Chamboulement
Ada roulent les dés dans ses mains. La lettre de Thérèse ouverte sur la table. Elle baille. La vaisselle brille sur l’égouttoir et un fumé de pommes sautées continue d’embaumer la salle. Jamais elle ne se serait cru capable d’affronter cette situation, aussi calmement, depuis trois jours. Elle doit bien admettre que Lucas se démène en cuisine. Il s’occupe même du nettoyage des chambres. Il semble dans son élément ici. Comme s’il était fait pour reprendre le flambeau. Et elle, pour la première fois, elle ne fuit pas face aux difficultés. Elle affronte, s’affirme.
Parfois les liens se renforcent avec les obstacles.
Elle jette les dés. Brelan de cinq. Sourire de nostalgie. Thérèse l’aurait détestée.
Paradoxalement, son absence physique a renforcé leur complicité, grâce à cette lettre.
Lucas, lui, l’apaise avec sa simplicité et son pragmatisme. Cet homme si différent, si terre à terre, la complète bien. En plus leurs regards, ces jours-ci, ne laissent plus trop de place au doute. Il lui plaît, elle lui plaît. Tous les matins dans la voiture, ses encouragements lui font l’effet de piqûres d’énergie, et le soir, elle est ravie de lui annoncer le verdict, partager ses états d’âmes.
Elle a déjà eu des copains, oui, mais rien que de l’attirance physique. Du désir pur. Jamais cet attachement réfléchi. Serait-ce de l’amour ? Elle s’interroge sur ses sentiments.
Ah, si Thérèse était là, elle lui demanderait peut-être conseil.
Elle prend une feuille blanche, un stylo, et commence à noircir la page de griffonnages frénétiques. Thérèse doit avoir la réponse, elle sait tout. La jeune femme se laisse aller dans sa lettre, elle se livre sans filtres, déballe son passé, ses doutes et ses envies.
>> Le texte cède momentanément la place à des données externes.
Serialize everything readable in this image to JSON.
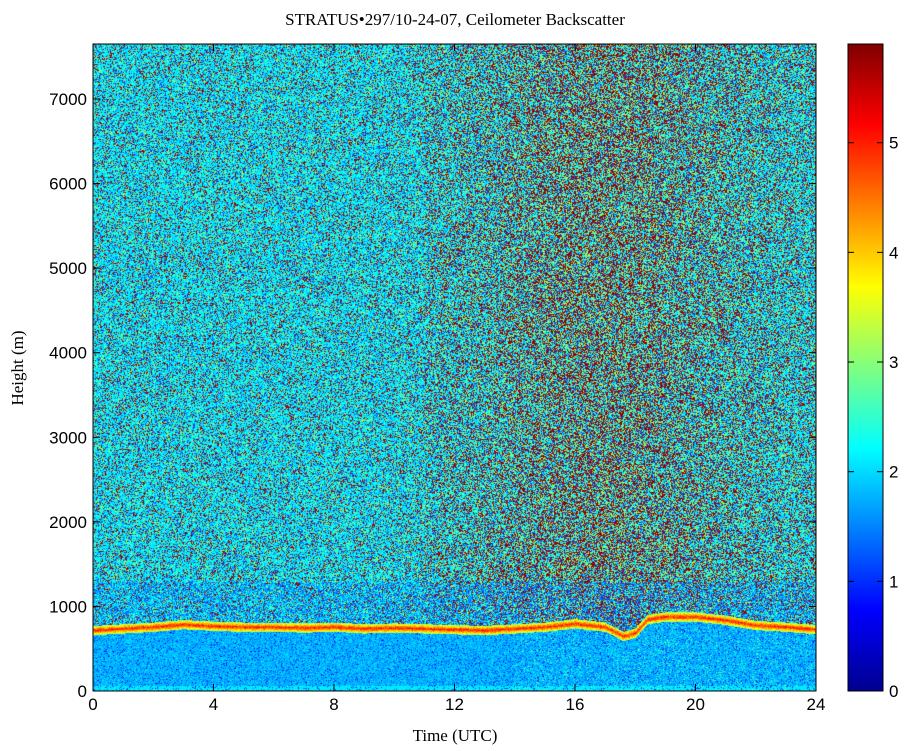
{
  "chart_data": {
    "type": "heatmap",
    "title": "STRATUS•297/10-24-07, Ceilometer Backscatter",
    "xlabel": "Time (UTC)",
    "ylabel": "Height (m)",
    "xlim": [
      0,
      24
    ],
    "ylim": [
      0,
      7650
    ],
    "x_ticks": [
      "0",
      "4",
      "8",
      "12",
      "16",
      "20",
      "24"
    ],
    "y_ticks": [
      "0",
      "1000",
      "2000",
      "3000",
      "4000",
      "5000",
      "6000",
      "7000"
    ],
    "colorbar": {
      "range": [
        0,
        5.9
      ],
      "ticks": [
        "0",
        "1",
        "2",
        "3",
        "4",
        "5"
      ],
      "colormap": "jet"
    },
    "cloud_base_layer": {
      "time_utc": [
        0,
        1,
        2,
        3,
        4,
        5,
        6,
        7,
        8,
        9,
        10,
        11,
        12,
        13,
        14,
        15,
        16,
        17,
        17.6,
        18,
        18.4,
        19,
        20,
        21,
        22,
        23,
        24
      ],
      "height_m": [
        720,
        740,
        760,
        790,
        770,
        760,
        760,
        750,
        760,
        740,
        750,
        740,
        730,
        720,
        740,
        760,
        800,
        760,
        650,
        690,
        850,
        880,
        880,
        840,
        780,
        760,
        730
      ],
      "value": 5
    },
    "background_noise": {
      "description_levels": [
        {
          "time_range": [
            0,
            11
          ],
          "typical_value": 2.0
        },
        {
          "time_range": [
            11,
            24
          ],
          "typical_value": 2.8
        }
      ]
    },
    "near_surface_value": 1.8
  }
}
Il est minuit lorsqu’elle referme la lettre et la glisse dans l’enveloppe adressée à son amie.
***
Le lendemain matin, un homme grand, sec, à lunettes rondes rentre dans la chambre 469. Il tient les résultats d’analyse dans ses longues mains froides.
- Bonjour Madame Ravajols, comment vous sentez-vous aujourd’hui ?
- Bonjour docteur. Je me sens fatiguée.
- Vos résultats montrent que vous ne réagissez pas comme nous le souhaitions au traitement.
- La nature me manque. Mon corps la réclame.
- Nous allons tenter une nouvelle approche, un autre traitement. Mais je dois vous dire que votre état est sérieux.
Le cœur se pince dans la poitrine de la vieille femme.
- Laissez-moi sortir. S’il vous plaît, je veux m’en aller, je dois m’en aller.
- Votre santé ne le permet pas.
- Vous m’écoutez ? Je veux partir.
- Calmez-vous, ce n’est pas bon dans votre situation. Je vais demander un comprimé à l’infirmière pour vous soulager.
Elle le fixe avec les yeux du diable. Il reprend :
- Avez-vous déjà pris vos dispositions en cas de problème ?
Interloquée, Thérèse comprend qu’il parle de ses obsèques.
Un silence pesant s’installe. Il sort en s’excusant, trouvant un prétexte pour laisser réfléchir sa vieille patiente.
Thérèse contemple le mur, le regard vide, et après quelques minutes, ferme ses paupières et s’imagine gambader dans la forêt.